Back to beauty, because some hair for Indian women is essential to beauty – the stuff that sprouts from your scalp. Long, flowing, luscious locks all the way down your back, moving like waves and glistening in the sun. I couldn’t wait to chop mine off, but cutting my hair was a big no. My long hair was lovely, shiny, silky and down to my bum. And I hated it. When I had it, it was usually scraped back off my face and pulled into a thick, tight plait. Until I was 18! It was hardly ever worn long and flowing, only at weddings and parties, and even that wasn’t straightforward. At 16, I was approached by an ‘uncle’, someone I’d known my entire life, who felt the need to compliment me on my beautiful long hair. He told me what a fine young woman I’d grown into, what a wonderful girlfriend I could make for someone. Such a skin-crawlingly strange comment and totally inappropriate. I always knew he was dodgy; I couldn’t wait to chop my hair off after that.
I wouldn’t have minded it so much if I was allowed to trim it straight, so I was determined to do a bit of secret cutting in the bathroom. To see the bottom of my hair in the mirrored bathroom cab
inet, I had to stand on the toilet. Of course, looking over your shoulder into a mirror to try and cut your own hair is never going to be straightforward, or straight, for that matter. I’d taken to secretly trimming away at the ends from time to time but, on one particular day, after the gross pervert ‘uncle’ incident, I decided to really go for it and the scissors travelled from my bum to halfway up my back and slice. I cut. Down it fell. At least five inches of my hair lying on the bathroom floor. I knew I was going to be in trouble. I panicked and decided the best thing would be to cut less on the other side. Down fell about two inches. Now I’d done it. I was going to be in so much trouble plus what was supposed to be a straight line was a little off . . . by about four inches. It was about four different lengths. I went down sheepishly to show Mum and Dad. Mum gave me a big thwack on my back: ‘What have you done?!’

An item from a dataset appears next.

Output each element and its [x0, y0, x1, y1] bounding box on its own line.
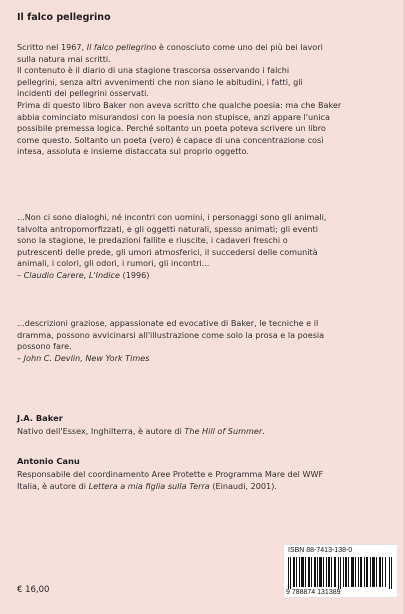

They were fuming. I was sent to bed and my punishment was that I had to keep it at different lengths, my mum wasn’t going to even it out for me. Thankfully, someone at school did it for me but I was so frustrated by my stupid long hair. I felt it was keeping me from truly being me. Mum made a pact with me. As soon as I finished my A-Levels, I was allowed to cut it.

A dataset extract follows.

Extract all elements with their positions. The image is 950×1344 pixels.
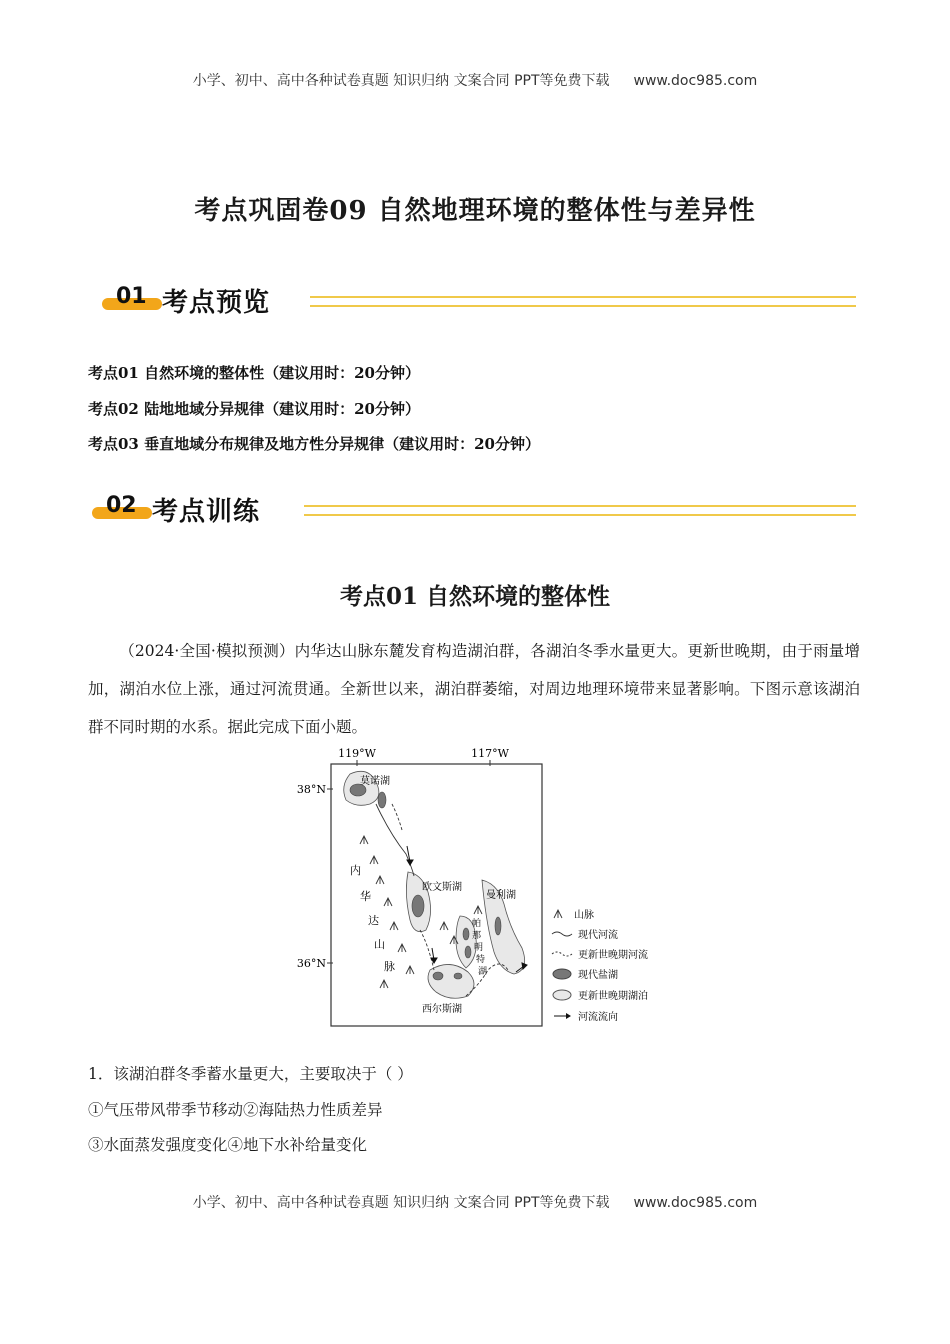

Guess where I went the afternoon of my last A-Level exam? Straight down to Toni & Guy in Bradford city centre. I felt like Rachel Greene from friends.
* * *
The secret code of silence around puberty in my family was so effective, so deep-rooted, so entrenched in ‘we do things this way’, that we didn’t even think to question it – we were too scared. Scared of what, though? What dawns on me now is that none of us were even aware of what the repercussions would be if we were to break the silence. Even writing this now, in my flippin’ forties, I’m wracking my brain to understand what would have happened if I’d talked about any of it to someone – other girls, other women. If I’d somehow managed to fight the stigma and openly discussed or maybe even asked a question about what was happening to me. I can’t, for the life of me, think what anyone else would have done.